Teaching AI with “Holes” in Text: From Photo Denoising (VAE+DDPM) to Filling Blanks (Discrete Diffusion)
With photos, we’ve used VAE+DDPM to add “static-like noise” and train the model to bring the image back.
Now let’s move to text. Text doesn’t have sound or color, so we make holes (<mask>
) instead of adding noise, and practice filling the holes with the right tokens. This is called discrete diffusion (masking).
Easy picture in your head
- Photos: add noise → remove noise to get the original back (continuous world)
- Text: turn parts into
<mask>
→ fill them with the right tokens (discrete world)
How does it learn?
- Hide parts of a sentence or code with
<mask>
. - The AI guesses the missing token at each masked spot.
- We slowly increase the number of holes (difficulty) so it gets better step by step.
Today’s tiny experiment
We train on just three tiny functions—add
/ factorial
/ fibonacci
—and try left-to-right (L2R) generation.
Experiment code (train on tiny data → L2R generation)

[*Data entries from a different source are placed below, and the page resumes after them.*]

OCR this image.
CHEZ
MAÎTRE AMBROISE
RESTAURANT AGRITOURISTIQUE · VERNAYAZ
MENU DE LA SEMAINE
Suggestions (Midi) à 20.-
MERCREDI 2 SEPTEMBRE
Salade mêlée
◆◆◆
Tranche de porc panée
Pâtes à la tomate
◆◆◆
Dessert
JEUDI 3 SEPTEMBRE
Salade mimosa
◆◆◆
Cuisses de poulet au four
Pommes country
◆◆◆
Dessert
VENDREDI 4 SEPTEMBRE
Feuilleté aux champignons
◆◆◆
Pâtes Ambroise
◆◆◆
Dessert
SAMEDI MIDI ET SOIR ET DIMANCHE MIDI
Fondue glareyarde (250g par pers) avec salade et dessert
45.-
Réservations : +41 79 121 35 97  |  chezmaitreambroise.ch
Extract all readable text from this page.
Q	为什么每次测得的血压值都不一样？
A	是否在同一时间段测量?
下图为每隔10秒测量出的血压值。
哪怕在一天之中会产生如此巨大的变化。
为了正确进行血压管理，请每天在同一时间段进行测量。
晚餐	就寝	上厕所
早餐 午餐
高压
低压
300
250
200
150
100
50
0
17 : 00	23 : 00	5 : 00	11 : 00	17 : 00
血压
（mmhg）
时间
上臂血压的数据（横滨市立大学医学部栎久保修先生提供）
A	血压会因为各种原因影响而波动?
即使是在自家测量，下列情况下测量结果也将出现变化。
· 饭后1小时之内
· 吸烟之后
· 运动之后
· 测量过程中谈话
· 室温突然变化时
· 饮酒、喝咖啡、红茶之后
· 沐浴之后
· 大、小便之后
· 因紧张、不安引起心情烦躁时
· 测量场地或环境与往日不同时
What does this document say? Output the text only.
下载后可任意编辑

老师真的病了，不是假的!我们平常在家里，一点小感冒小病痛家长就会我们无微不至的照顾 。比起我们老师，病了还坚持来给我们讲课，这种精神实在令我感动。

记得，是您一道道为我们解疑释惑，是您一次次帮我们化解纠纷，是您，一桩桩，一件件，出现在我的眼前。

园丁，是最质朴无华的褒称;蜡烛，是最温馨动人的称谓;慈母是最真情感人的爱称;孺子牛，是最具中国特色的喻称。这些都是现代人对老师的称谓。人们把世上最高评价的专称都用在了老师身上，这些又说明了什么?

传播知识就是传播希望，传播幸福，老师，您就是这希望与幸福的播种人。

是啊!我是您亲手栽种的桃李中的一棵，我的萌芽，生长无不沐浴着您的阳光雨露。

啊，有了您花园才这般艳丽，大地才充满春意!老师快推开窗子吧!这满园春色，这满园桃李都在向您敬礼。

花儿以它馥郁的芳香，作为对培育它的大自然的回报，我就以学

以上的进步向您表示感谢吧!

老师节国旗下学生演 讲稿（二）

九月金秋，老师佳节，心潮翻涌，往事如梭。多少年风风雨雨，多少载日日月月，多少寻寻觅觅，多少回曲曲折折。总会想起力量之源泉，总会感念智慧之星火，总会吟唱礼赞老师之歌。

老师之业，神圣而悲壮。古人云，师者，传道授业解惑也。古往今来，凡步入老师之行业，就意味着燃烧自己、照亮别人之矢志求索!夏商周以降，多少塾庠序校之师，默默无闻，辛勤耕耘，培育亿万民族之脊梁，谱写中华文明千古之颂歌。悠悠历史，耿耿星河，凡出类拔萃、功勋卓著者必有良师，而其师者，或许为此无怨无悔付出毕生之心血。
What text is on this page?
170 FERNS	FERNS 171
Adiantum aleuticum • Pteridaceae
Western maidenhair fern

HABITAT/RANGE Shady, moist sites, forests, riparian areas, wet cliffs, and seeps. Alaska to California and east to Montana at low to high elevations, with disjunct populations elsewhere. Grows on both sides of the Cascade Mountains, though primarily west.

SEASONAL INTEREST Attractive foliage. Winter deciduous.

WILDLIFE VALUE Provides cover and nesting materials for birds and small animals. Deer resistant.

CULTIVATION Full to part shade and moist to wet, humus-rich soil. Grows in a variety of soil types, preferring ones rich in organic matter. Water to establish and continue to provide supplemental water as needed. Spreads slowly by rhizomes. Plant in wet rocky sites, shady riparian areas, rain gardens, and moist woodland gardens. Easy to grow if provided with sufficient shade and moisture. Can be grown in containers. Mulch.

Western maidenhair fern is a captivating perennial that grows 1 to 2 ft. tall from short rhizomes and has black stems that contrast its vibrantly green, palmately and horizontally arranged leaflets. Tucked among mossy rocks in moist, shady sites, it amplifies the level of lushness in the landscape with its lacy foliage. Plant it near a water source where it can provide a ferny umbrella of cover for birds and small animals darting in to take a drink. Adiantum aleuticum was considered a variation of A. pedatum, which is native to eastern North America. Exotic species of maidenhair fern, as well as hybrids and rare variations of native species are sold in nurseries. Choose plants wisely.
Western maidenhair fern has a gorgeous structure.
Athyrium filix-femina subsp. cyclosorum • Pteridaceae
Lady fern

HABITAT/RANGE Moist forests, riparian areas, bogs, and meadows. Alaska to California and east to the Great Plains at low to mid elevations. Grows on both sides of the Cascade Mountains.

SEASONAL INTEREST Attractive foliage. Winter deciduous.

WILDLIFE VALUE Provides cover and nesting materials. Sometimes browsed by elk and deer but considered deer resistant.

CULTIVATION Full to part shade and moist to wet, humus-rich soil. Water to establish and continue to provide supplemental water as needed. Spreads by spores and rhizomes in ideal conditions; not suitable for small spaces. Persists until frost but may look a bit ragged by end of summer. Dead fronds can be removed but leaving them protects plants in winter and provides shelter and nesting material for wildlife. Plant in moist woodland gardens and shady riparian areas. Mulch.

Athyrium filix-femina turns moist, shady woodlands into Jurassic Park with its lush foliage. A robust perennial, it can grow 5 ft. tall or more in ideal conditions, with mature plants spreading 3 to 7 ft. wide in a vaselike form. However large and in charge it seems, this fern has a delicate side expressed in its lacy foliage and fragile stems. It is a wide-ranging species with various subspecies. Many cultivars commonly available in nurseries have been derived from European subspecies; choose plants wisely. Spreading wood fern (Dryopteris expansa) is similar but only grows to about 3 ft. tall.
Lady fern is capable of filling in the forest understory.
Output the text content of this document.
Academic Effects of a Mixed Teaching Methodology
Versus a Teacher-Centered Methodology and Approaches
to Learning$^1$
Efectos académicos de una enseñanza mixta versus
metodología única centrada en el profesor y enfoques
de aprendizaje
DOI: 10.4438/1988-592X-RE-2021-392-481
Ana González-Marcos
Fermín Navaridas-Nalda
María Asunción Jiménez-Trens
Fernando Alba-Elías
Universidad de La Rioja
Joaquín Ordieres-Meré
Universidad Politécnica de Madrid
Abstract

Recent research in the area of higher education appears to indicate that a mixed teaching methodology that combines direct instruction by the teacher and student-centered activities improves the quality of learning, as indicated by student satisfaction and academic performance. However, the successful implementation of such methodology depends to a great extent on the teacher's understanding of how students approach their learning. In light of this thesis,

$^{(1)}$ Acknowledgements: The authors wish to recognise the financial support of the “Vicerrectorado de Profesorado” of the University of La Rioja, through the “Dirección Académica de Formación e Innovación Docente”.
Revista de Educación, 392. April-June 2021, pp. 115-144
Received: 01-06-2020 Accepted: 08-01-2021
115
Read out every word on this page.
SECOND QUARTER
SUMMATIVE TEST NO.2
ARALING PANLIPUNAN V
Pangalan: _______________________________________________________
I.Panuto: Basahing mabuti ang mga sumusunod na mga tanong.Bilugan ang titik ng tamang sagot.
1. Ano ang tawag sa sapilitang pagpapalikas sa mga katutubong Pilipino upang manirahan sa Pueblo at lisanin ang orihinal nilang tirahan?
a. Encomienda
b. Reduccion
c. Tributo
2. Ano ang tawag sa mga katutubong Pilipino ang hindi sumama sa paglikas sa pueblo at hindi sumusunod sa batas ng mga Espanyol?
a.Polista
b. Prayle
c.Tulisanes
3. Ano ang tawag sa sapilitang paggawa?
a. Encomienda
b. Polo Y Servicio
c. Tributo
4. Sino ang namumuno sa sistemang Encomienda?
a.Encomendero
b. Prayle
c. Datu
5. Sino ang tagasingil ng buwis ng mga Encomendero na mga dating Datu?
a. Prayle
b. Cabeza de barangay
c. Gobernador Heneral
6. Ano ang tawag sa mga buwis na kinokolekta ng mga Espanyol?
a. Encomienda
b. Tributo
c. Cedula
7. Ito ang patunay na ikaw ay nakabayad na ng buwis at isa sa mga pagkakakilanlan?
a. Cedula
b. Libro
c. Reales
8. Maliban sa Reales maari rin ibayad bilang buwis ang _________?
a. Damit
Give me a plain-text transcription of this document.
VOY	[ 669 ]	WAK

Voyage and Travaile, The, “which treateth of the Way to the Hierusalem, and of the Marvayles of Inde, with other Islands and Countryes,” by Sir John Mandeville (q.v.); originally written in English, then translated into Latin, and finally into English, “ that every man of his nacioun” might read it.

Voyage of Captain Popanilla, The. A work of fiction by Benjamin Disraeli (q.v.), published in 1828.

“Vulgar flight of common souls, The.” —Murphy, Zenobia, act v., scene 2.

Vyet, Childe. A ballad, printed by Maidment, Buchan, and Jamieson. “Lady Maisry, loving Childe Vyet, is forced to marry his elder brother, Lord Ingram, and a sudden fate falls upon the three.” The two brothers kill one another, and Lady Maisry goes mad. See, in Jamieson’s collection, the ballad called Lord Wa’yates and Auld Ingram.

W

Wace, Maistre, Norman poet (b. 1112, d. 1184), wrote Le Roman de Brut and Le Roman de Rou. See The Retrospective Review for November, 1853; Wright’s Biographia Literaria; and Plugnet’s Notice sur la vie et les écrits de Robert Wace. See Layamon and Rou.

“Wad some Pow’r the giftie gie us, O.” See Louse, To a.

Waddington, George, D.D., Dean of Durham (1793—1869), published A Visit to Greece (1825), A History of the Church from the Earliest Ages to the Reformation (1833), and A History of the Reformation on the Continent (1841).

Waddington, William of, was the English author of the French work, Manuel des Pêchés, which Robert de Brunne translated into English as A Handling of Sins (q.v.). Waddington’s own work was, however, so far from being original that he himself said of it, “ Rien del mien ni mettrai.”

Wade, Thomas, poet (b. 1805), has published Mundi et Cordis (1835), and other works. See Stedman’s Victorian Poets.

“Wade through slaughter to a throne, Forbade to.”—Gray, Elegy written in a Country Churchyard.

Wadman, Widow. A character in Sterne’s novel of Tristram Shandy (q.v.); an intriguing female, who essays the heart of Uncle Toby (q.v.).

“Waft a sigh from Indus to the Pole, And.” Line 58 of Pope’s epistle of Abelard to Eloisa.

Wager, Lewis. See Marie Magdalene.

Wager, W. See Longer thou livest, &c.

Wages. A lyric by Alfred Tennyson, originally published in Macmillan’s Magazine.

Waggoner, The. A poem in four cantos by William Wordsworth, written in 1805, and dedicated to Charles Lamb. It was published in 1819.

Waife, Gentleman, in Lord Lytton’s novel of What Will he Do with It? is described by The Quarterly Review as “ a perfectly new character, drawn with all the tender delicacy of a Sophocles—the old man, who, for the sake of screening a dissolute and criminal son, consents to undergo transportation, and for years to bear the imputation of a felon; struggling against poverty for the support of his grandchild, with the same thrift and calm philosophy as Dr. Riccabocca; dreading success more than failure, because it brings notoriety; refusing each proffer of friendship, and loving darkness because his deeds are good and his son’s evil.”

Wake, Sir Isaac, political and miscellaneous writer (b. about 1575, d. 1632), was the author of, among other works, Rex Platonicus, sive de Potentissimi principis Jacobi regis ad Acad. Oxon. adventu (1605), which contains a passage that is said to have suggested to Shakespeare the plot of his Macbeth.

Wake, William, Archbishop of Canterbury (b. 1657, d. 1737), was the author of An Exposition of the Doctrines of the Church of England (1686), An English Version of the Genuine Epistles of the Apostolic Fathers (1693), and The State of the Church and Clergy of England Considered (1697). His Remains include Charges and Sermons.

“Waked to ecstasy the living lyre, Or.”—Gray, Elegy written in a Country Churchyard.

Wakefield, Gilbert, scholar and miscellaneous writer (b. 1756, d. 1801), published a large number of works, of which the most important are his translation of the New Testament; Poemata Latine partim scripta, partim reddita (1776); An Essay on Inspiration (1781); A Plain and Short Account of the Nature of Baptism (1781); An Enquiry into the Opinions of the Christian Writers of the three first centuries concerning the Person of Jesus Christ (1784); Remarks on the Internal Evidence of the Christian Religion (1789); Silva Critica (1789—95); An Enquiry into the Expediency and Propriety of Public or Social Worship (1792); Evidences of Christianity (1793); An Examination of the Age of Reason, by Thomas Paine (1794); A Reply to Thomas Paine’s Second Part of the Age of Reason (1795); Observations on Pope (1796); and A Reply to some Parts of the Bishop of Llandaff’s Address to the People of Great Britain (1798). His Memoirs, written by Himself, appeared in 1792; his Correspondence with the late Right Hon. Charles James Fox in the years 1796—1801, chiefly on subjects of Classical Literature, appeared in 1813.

We taught the model only these three functions:
tiny_samples = [
"""def add(a, b):
return a + b
""",
"""def factorial(n):
if n <= 1: return 1
x = 1
for i in range(2, n+1): x *= i
return x
""",
"""def fibonacci(n):
if n <= 1: return n
a, b = 0, 1
for _ in range(n-1): a, b = b, a+b
return a
""",
]
We then apply masking rules to turn them into fill-in-the-blank problems. Generating to restore the original is simple enough to run on a regular PC.
=== L2R: fibonacci ===
def fibonacci(n):
if n <= 1: return n
a, b = 0, 1
for _ in range(n-1): a, b = b, a+b
return a
onacci a _onacci n a range
range range bonacci range = range n b a
= for rangeonacci
=== L2R: add ===
def add(a, b):
return a + b
return n
a, b = 0, 1
for _ in range(n-1): a, b = b, a+b
return a
onacci n _
a a range-
The extra lines at the end aren’t needed—we didn’t fine-tune the stopping behavior, so it keeps generating a bit too much.
For this demo, we wrote the whole thing from scratch in PyTorch.
Summary
- Photos: practice “removing noise” (VAE+DDPM).
- Text: practice “filling holes” (discrete diffusion via mask recovery).
- Start with tiny tasks, then scale up to longer texts once it works.